I would really appreciate a response with an explanation that can be understood. Thank you.  
oh and how would k = 3 play into the solutions? since if we were to simplify (k -3)/(k^2 - 9) we would end up with 1/(k+3) in which case k = 3 fails for the former but is valid for the latter.
 A: This is a case where complete row reduction is preferred, and leads to different values of $k$ to avoid: The complete row reduction leads to
$$x_1=\frac{3-3k}{k^2-21}-2,\\
x_2=1,\\
x_3=\frac{k-1}{k^2-21}.$$
So the only cases where the solution might not be unique are when $k = \pm \sqrt{21}.$ A good way to deal with these, which avoids the "zero divide" in the above equations, and issues of undefined answers, is just to substitute $k=\pm \sqrt{21}$ into the original matrix having the formulas in it, and row reduce each. Neither has any solution, i.e. both particular systems are inconsistent, in this case.

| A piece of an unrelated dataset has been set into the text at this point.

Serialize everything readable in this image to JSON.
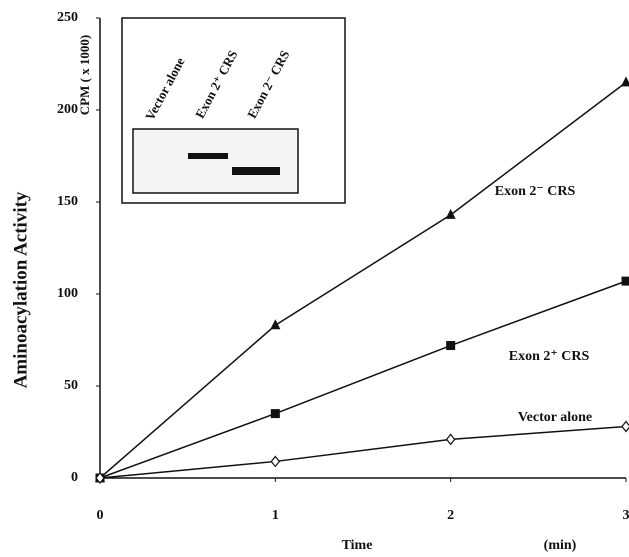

ADDED: I checked, and found your not-completely reduced matrix is off. It should have row 1 as $[1,3,3,1]$, row 2 as $[0,1,0,1]$, and the crucial row 3 as 
$$[0,0,1,(k-1)/(k^2-21)].$$
Thus you would be led to the same question about the only exceptions possible being $k=\pm \sqrt{21}$ which come from the completely reduced matrix. So the same course of action would be suggested, namely to substitute $k=\pm \sqrt{21}$ into the original system, obtaining matrices with only numbers, which would then be row reduced in the usual way to see if consistent. Note that before division the last row reads as 
$$[0,0,k^2-21,k-1].$$
So even here, without going back to the original system, you can see directly that if $k=\pm \sqrt{21}$ the last row reads $[0,0,0,(\pm \sqrt{21}-1]$ so the last entry is nonzero, making the system inconsistent. This avoids the plugging in of the radical expression for $k$ into the original system.